Indeed, our numbers on science education do tell a story of excellence and success. Over $8 million in grants have been awarded to science faculty members since 2001. And in the last seven years we have seen an increase by 514 percent in research grant dollars awarded to faculty members in mathematics and natural sciences. Current funding sources include the National Institutes of Health, National Science Foundation, National Fish and Wildlife Foundation, Research Corporation, Howard Hughes Medical Institute, Defense Advanced Research Projects Agency, American Chemical Society, M.J. Murdock Charitable Trust, Arnold and Mabel Beckman Foundation, Camille and Henry Dreyfus Foundation, The Geological Society of America, Merck Institute for Science Education, and the Mathematical Association of America. Very recently, Naiomi Cameron, assistant professor of mathematics, received a Career Enhancement Fellowship for Junior Faculty from the Woodrow Wilson National Fellowship Foundation.

Eight of our last 12 National Science Foundation grant proposals have been funded, and all four National Institutes of Health proposals submitted in the last three years have been funded.
These agencies fund on average fewer than 20 percent of proposals. In 2008 three faculty members received major awards from the National Science Foundation. Brian Detweiler-Bedell and Jerusha Detweiler-Bedell, both associate professors of psychology, received a $149,648 grant from the Course, Curriculum, and Laboratory Improvement (CCLI) program for their work, “Using Laddered Teams to Promote a Research-Supportive Curriculum.” Anne Bentley, assistant professor of chemistry, received a $100,000 Discovery Corps Faculty Development Award to support her research and teaching. And Nikolaus Loening, assistant professor of chemistry, received a $191,764 Academic Research Enhancement Award (AREA) program grant from the National Institutes of Health to support his research program aimed at discovering interesting peptides and proteins from the venom of the brown recluse spider and its relatives.
Our science students represent an essential part of our success story. Our student-scholars are well positioned to become leaders in science, and forty percent of recent graduates in biochemistry/molecular biology, biology, and chemistry are enrolled in graduate or M.D. programs.
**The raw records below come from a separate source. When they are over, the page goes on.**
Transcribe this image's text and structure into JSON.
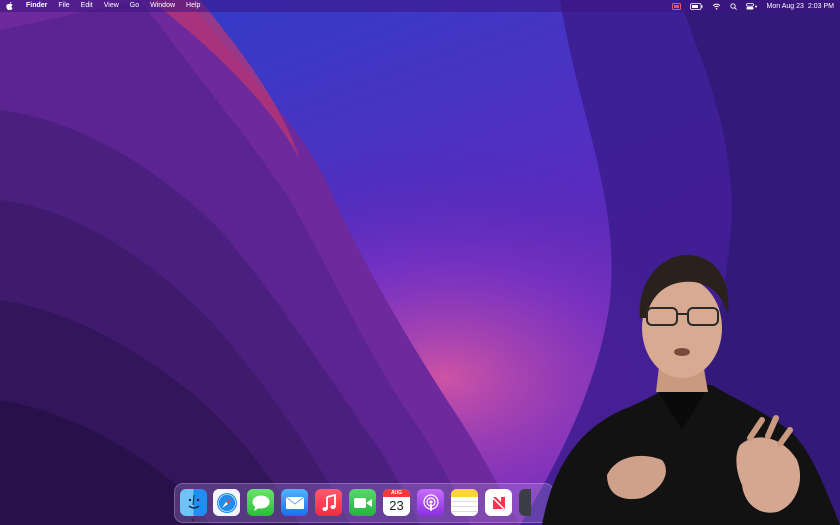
{
  "menubar": {
    "apple_icon": "apple-logo-icon",
    "app_name": "Finder",
    "menus": [
      "File",
      "Edit",
      "View",
      "Go",
      "Window",
      "Help"
    ],
    "status_icons": [
      "screen-recording-icon",
      "battery-icon",
      "wifi-icon",
      "spotlight-search-icon",
      "control-center-icon"
    ],
    "date": "Mon Aug 23",
    "time": "2:03 PM"
  },
  "dock": {
    "apps": [
      {
        "name": "Finder",
        "icon": "finder-icon",
        "running": true
      },
      {
        "name": "Safari",
        "icon": "safari-icon",
        "running": false
      },
      {
        "name": "Messages",
        "icon": "messages-icon",
        "running": false
      },
      {
        "name": "Mail",
        "icon": "mail-icon",
        "running": false
      },
      {
        "name": "Music",
        "icon": "music-icon",
        "running": false
      },
      {
        "name": "FaceTime",
        "icon": "facetime-icon",
        "running": false
      },
      {
        "name": "Calendar",
        "icon": "calendar-icon",
        "running": false
      },
      {
        "name": "Podcasts",
        "icon": "podcasts-icon",
        "running": false
      },
      {
        "name": "Notes",
        "icon": "notes-icon",
        "running": false
      },
      {
        "name": "News",
        "icon": "news-icon",
        "running": false
      }
    ],
    "calendar_month": "AUG",
    "calendar_day": "23"
  },
  "colors": {
    "wallpaper_dark": "#2a1a6b",
    "wallpaper_purple": "#4a1f9e",
    "wallpaper_magenta": "#b4309c",
    "accent_red": "#f23a3a"
  }
}
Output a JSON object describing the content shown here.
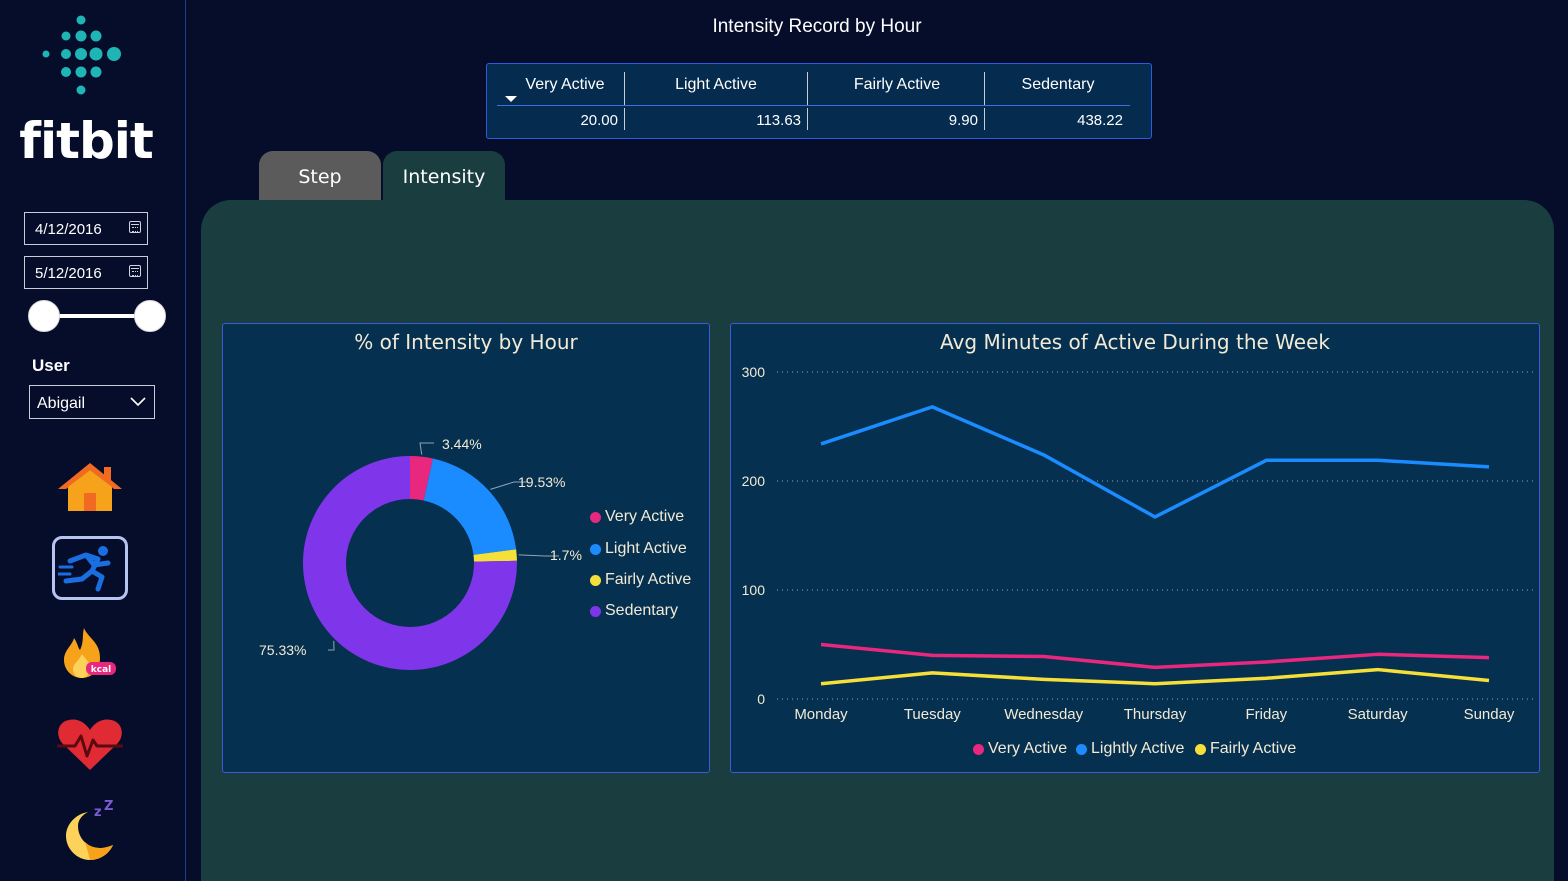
{
  "brand": {
    "name": "fitbit"
  },
  "filters": {
    "start_date": "4/12/2016",
    "end_date": "5/12/2016",
    "user_label": "User",
    "user_value": "Abigail"
  },
  "nav": {
    "items": [
      "home-icon",
      "activity-runner-icon",
      "calories-flame-icon",
      "heart-rate-icon",
      "sleep-moon-icon"
    ],
    "active_index": 1,
    "kcal_badge": "kcal"
  },
  "header": {
    "title": "Intensity Record by Hour"
  },
  "kpi_table": {
    "columns": [
      "Very Active",
      "Light Active",
      "Fairly Active",
      "Sedentary"
    ],
    "values": [
      "20.00",
      "113.63",
      "9.90",
      "438.22"
    ]
  },
  "tabs": [
    {
      "label": "Step",
      "active": false
    },
    {
      "label": "Intensity",
      "active": true
    }
  ],
  "donut_card": {
    "title": "% of Intensity by Hour",
    "labels": [
      "3.44%",
      "19.53%",
      "1.7%",
      "75.33%"
    ],
    "legend": [
      "Very Active",
      "Light Active",
      "Fairly Active",
      "Sedentary"
    ]
  },
  "line_card": {
    "title": "Avg Minutes of Active During the Week",
    "legend": [
      "Very Active",
      "Lightly Active",
      "Fairly Active"
    ]
  },
  "colors": {
    "very_active": "#e8277f",
    "light_active": "#1a8cff",
    "fairly_active": "#f5e03a",
    "sedentary": "#7f36ea",
    "brand_teal": "#1fb5b5",
    "background": "#060d2b",
    "panel": "#1a3d3f",
    "card": "#05304f"
  },
  "chart_data": [
    {
      "type": "pie",
      "title": "% of Intensity by Hour",
      "categories": [
        "Very Active",
        "Light Active",
        "Fairly Active",
        "Sedentary"
      ],
      "values": [
        3.44,
        19.53,
        1.7,
        75.33
      ],
      "donut": true,
      "legend": "right"
    },
    {
      "type": "line",
      "title": "Avg Minutes of Active During the Week",
      "categories": [
        "Monday",
        "Tuesday",
        "Wednesday",
        "Thursday",
        "Friday",
        "Saturday",
        "Sunday"
      ],
      "series": [
        {
          "name": "Very Active",
          "values": [
            50,
            40,
            39,
            29,
            34,
            41,
            38
          ]
        },
        {
          "name": "Lightly Active",
          "values": [
            234,
            268,
            224,
            167,
            219,
            219,
            213
          ]
        },
        {
          "name": "Fairly Active",
          "values": [
            14,
            24,
            18,
            14,
            19,
            27,
            17
          ]
        }
      ],
      "yticks": [
        "0",
        "100",
        "200",
        "300"
      ],
      "ylim": [
        0,
        300
      ],
      "grid": true,
      "legend": "bottom"
    }
  ]
}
Twenty-two Lewis & Clark students have received Goldwater Scholarships since the program’s inception in 1993. Allison Akagi, a senior majoring in chemistry and Claire Fassio and Conor Jacobs, both seniors majoring in biochemistry and molecular biology; each received Barry M. Goldwater Scholarships. The scholarships support “study in the fields of mathematics, engineering, and the natural sciences as preparation for careers in these areas.”

Eleven Lewis & Clark students have received National Science Foundation Graduate Fellowships since 1984. Currie ’07 received a National Science Foundation Graduate Fellowship in Biochemistry. Melissa Callahan ’05, Sarah Collins ’07, Christopher ’05, and Shannon McGonagle ’04 all received honorable mention.